There were 826 households, out of which 20.5% had children under the age of 18 living with them, 46.4% were married couples living together, 6.7% had a female householder with no husband present, and 43.7% were non-families. 36.6% of all households were made up of individuals, and 9.8% had someone living alone who was 65 years of age or older. The average household size was 2.09 and the average family size was 2.76.

In the city, the population was spread out, with 18.0% under the age of 18, 4.4% from 18 to 24, 36.9% from 25 to 44, 25.8% from 45 to 64, and 14.9% who were 65 years of age or older. The median age was 40 years. For every 100 females, there were 96.5 males. For every 100 females age 18 and over, there were 94.7 males.

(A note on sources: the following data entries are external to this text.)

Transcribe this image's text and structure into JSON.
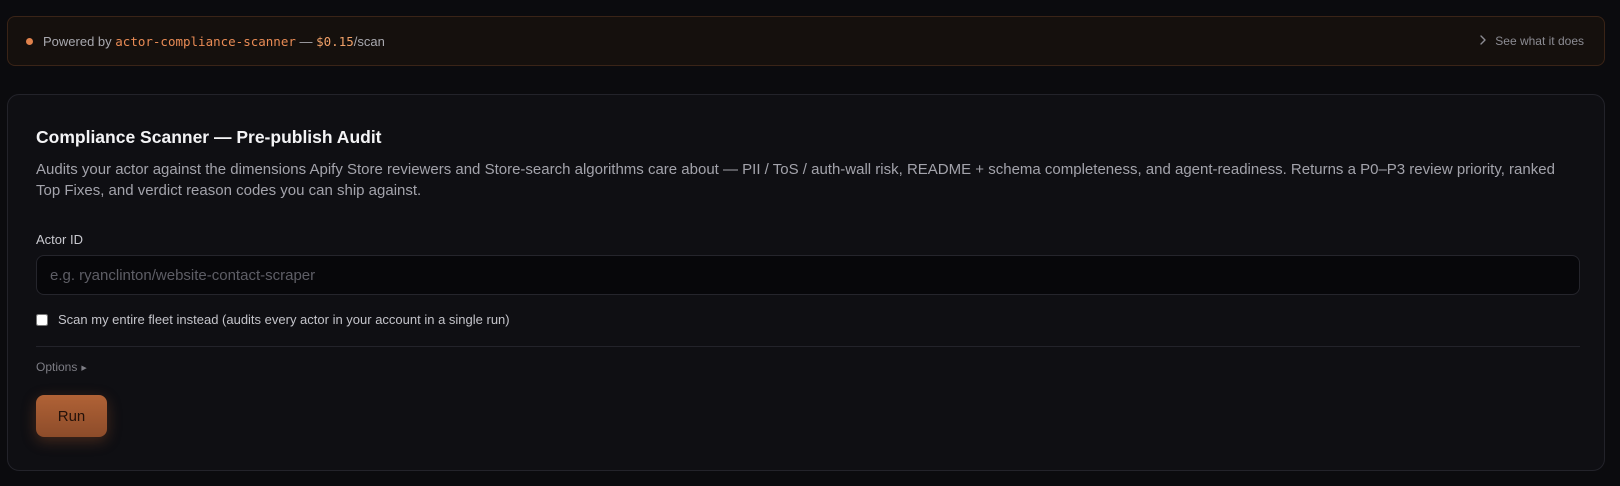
{
  "banner": {
    "prefix": "Powered by ",
    "actor_name": "actor-compliance-scanner",
    "separator": " — ",
    "price": "$0.15",
    "price_unit": "/scan",
    "link_label": "See what it does",
    "link_icon": "chevron-right-icon",
    "status_color": "#e0824c"
  },
  "card": {
    "title": "Compliance Scanner — Pre-publish Audit",
    "description": "Audits your actor against the dimensions Apify Store reviewers and Store-search algorithms care about — PII / ToS / auth-wall risk, README + schema completeness, and agent-readiness. Returns a P0–P3 review priority, ranked Top Fixes, and verdict reason codes you can ship against.",
    "actor_id_label": "Actor ID",
    "actor_id_value": "",
    "actor_id_placeholder": "e.g. ryanclinton/website-contact-scraper",
    "fleet_checkbox_label": "Scan my entire fleet instead (audits every actor in your account in a single run)",
    "fleet_checked": false,
    "options_label": "Options",
    "options_icon": "triangle-right-icon",
    "run_label": "Run"
  },
  "colors": {
    "accent": "#e98b55",
    "run_button": "#a05830",
    "background": "#0b0b0e"
  }
}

The median income for a household in the city was $71,875, and the median income for a family was $90,931. Males had a median income of $70,526 versus $45,341 for females. The per capita income for the city was $48,744. About 0.6% of families and 2.0% of the population were below the poverty line, including none of those under age 18 and 1.8% of those age 65 or over.
==Education==
A portion is in the Pontiac School District.

About 10% of Sylvan Lake is within the West Bloomfield School District.